Выбрать главу

В большинстве многоквартирных домов вестибюли служили круглосуточными синагогами, местом свадеб, обрезаний и поминальных служб. Они не пустовали никогда, ни днем ни ночью. Вечно мерцал свет над ковчегом, и всегда там сидел кто-то — раввин, хасид, нищий, — раскачивался на скамье, читал Талмуд, молился за больных, оплакивал разрушение Иерусалима. Для верующих и для неверующих дом учения был сердцем многолюдной общины.

Если забрел куда-то, на тебя могли напасть и унизить: польская шпана любила стащить с еврея брюки и посмяться над обрезанным пенисом — но у себя в районе тебе ничего не грозило, и ты никогда не бывал одинок. Где-то в этой гавани маленький Довидл нашел брошенную за ненадобностью скрипку и пилил ее беспрерывно, так что соседка сверху, не в силах выносить эти визги, отвела его к учителю. В пятилетием возрасте он выступил в зале филармонии и был осыпан букетами и стипендиями.

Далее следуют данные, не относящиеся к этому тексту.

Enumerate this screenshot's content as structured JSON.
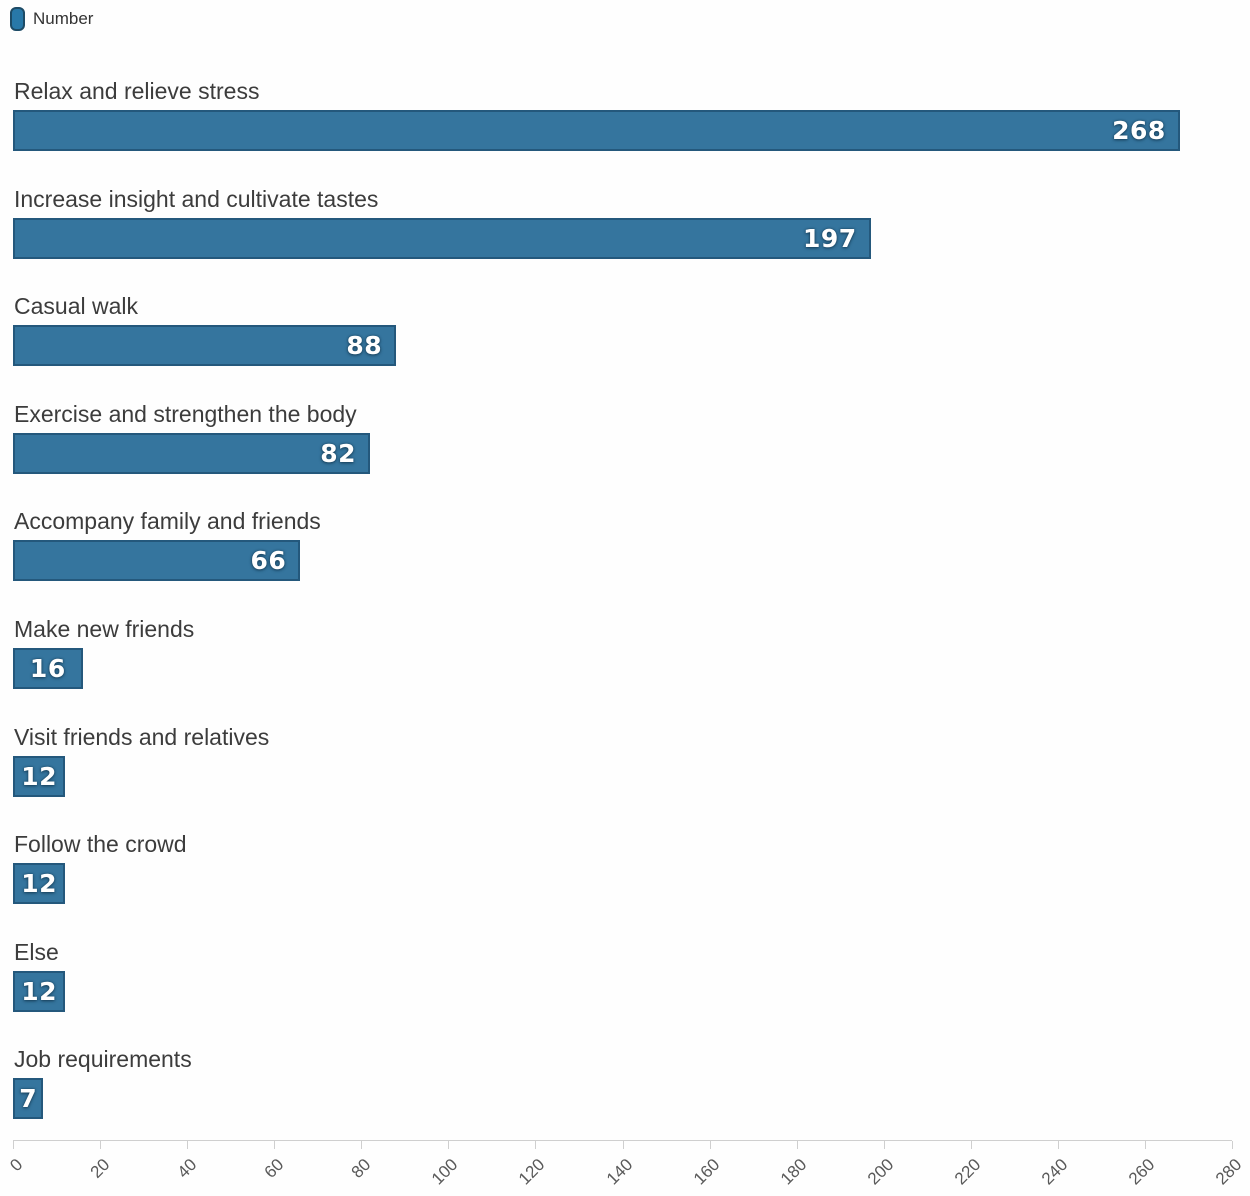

А дома, во дворе он пинал мяч с остальными ребятами. Сестра Песя, двумя годами старше его, виртуозно владевшая цветными карандашами, возмущалась его превосходством и вдали от родительских ушей изводила едкими шуточками. Младшая сестра Малка радовалась его дару и просила сыграть ей перед сном колыбельную Брамса или Шуберта. Между завистью и обожанием он, средний ребенок, оказался в точке равновесия. А между тем его музыкальное чувство оттачивали дворовые крики горя и любви, боли и голода, скорбные и молитвенные голоса. За день в Варшаве он узнавал о жизни больше, чем я мог показать ему за месяц в Лондоне. В том мире он был редко видим и редко слышим, но любим и при этом свободен.

— Ты понимаешь, Дэвид, — как-то в октябре за воскресным обедом высказался отец, — что твоя семья может приехать к тебе не так скоро, как ожидалось?

Довидл прикусил губу, обдумывая точный ответ.

— Они приедут, когда смогут, — сказал он наконец. — До тех пор я буду ждать здесь.

Это было утверждение, а не вопрос. Отец согласно кивнул и опустил глаза к тарелке.

Я понял, хотя об этом открыто не говорили, что беременность у миссис Рапопорт протекает тяжело и она прикована к постели. Еще не знали, родила ли она, но мои родители не могли скрыть беспокойства. Произвести на свет ребенка в Варшаве в конце 1939 года — хуже места и времени для этого трудно было вообразить.

— Надеюсь, Дэвид, ты пишешь домой дважды в неделю, как обещал, — с каменной бестактностью сказала мать.

— Я всегда держу обещание, — неискренне заверил Довидл.

Я знал, что он перестал писать, и знал когда. Поначалу он подбегал к двери четыре раза в сутки, к каждой доставке почты. Неделю письма из Варшавы приходили ежедневно, со штампом цензуры на балтийских марках. После вторжения немцев — две недели молчания. Потом пришла толстая обманчивая пачка — каждый конверт вскрыт в пункте отправления и снова заклеен. После этого — ничего. Когда радио сообщило о капитуляции Польши, бледные щеки Довидла сделались серыми и он перестал слушать вечерние известия.

Я слышал, как Флорри сказала матери, что постель его по утрам очень часто мокрая — подушка и посередине. Он носил одну и ту же пару носков ручной вязки, пока они совсем не разлезлись. Каждую пятницу вечером он повязывал один и тот же самодельный галстук. Я ни разу не спросил, кто его сделал. Тревогу свою он сердито прятал, защищаясь от сочувствия. Я не спрашивал его, что он думает и чего боится, но по отрывочным резким обмолвкам почувствовал, что он страшно тоскует по своей беспомощной матери, по своему оккупированному городу, по иллюзорной безопасности своего двора.

Мой отец не раз успокаивал его, говоря, что Варшава будет защищена международной конвенцией, что немцы будут вести себя так же, как в Первую мировую войну, — жестко, но корректно. Как ни отвратительны были нацисты, в немецкой порядочности мы не сомневались. Если бы кто-нибудь мог представить себе ужасы, творившиеся там с первого дня войны — облавы, массовые убийства на барочных площадях городов, сожжение синагог с людьми в Судный день 24 сентября 1939 года, — наши с Довидлом дни окутались бы трауром, и я не разделил бы с ним бродяжих открытий той затянувшейся лондонской осени.